A relação entre aminoácidos aromáticos e ramificados deve ser feita independente da quantidade de proteína presente na dieta. Há evidência de que a encefalopatia hepática está relacionada com um distúrbio do transporte de aminoácidos pela barreira hematoencefálica. Especificamente, altos níveis de aminoácidos aromáticos - fenilalanina, tirosina e triptofano - são encontrados no cérebro e no líquido cerebroespinhal. Esta anormalidade está relacionada com altos níveis de falsos neurotransmissores feniletanolamina, octopamina e GABA, e todos os quais parecem produzir encefalopatia. Têm-se observado que pacientes portadores de doença hepática têm níveis séricos relativamente elevados de aminoácidos aromáticos e níveis relativamente baixos de aminoácidos de cadeia ramificada. A amônia, além de ser diretamente tóxica para o cérebro, ainda promove o transporte dos aminoácidos aromáticos pela membrana celular.
As dietas baseadas em proteína vegetal e caseína têm se mostrado úteis na redução da encefalopatia por serem mais baixas em aminoácidos aromáticos e mais altas em aminoácidos de cadeia ramificada que as baseadas em carnes. A proteína vegetal é baixa em metionina e em aminoácidos amoniogênicos, bem como é enriquecida em aminoácidos ramificados. O alto conteúdo de fibras de uma dieta de proteína vegetal também pode desempenhar um papel na excreção dos compostos nitrogenados. Inicialmente, então, as proteínas de produtos lácteos e vegetais devem gradualmente substituir a proteína animal para atingir as necessidades calculadas, enquanto está se monitorando os sintomas clínicos.
A restrição de sódio e líquidos pode ser necessário no tratamento de doenças hepáticas. Esta medida visa amenizar a retenção de líquidos e sódio que poderiam resultar em quadros de edema e ascite.

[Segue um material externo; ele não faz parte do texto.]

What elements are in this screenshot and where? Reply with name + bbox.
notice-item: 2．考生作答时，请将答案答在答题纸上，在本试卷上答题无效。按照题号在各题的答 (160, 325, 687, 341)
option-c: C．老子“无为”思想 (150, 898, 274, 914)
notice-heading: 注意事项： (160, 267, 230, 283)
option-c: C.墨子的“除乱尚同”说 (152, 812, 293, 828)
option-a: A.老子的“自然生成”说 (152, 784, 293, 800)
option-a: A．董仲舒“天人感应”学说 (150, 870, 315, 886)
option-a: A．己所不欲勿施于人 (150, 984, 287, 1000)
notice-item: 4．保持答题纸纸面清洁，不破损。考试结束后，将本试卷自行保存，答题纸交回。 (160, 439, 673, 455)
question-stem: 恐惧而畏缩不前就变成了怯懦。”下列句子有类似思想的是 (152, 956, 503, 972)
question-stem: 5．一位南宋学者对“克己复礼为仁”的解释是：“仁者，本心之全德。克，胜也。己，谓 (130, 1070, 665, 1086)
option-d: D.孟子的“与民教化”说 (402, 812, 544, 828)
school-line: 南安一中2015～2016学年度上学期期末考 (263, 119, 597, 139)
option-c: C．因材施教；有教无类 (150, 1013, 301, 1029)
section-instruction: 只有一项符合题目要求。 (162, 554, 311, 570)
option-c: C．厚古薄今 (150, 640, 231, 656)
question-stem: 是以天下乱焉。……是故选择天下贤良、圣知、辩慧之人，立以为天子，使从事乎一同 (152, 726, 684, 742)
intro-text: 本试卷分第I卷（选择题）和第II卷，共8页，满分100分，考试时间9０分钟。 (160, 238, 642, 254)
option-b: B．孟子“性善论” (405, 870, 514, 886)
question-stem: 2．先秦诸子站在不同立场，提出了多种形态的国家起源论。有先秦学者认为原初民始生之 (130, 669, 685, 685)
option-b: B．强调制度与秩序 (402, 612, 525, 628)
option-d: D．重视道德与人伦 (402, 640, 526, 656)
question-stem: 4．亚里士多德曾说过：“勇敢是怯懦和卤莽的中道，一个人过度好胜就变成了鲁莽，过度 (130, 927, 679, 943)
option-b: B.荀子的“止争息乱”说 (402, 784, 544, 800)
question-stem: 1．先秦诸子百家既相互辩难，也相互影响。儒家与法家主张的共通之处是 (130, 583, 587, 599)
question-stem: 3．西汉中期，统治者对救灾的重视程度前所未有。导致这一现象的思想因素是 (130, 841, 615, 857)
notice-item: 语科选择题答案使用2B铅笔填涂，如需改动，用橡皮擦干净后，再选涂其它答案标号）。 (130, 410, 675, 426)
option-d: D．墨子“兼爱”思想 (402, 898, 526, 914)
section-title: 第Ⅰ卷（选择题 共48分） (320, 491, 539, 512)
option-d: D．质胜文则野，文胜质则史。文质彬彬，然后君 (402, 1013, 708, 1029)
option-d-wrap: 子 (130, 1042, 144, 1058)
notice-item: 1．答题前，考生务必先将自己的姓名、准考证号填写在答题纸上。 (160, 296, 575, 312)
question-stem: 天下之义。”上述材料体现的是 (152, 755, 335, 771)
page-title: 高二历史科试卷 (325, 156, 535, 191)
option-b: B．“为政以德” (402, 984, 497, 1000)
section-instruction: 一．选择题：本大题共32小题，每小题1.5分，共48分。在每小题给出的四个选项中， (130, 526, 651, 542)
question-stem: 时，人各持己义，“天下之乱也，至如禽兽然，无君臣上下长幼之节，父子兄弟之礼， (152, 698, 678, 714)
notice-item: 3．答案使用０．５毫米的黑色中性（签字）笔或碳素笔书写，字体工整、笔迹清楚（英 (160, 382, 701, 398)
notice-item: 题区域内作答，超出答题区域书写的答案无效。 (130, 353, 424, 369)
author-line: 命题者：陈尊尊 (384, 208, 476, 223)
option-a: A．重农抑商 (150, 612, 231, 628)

Lúcia Moura Cardoso – Nutricionista Clínica Funcional e Mestre em Psicologia Social (Escrito em 11/07/2003)

Um comentário:

  1. Dra. Lucia.
    Parabéns pela iniciativa de seu blog. Apesar da distancia, continuo tentando manter seus ensinamentos sobre a minha reeducação alimentar. Será muito útil , acompanhar sempre seus ensinamentos.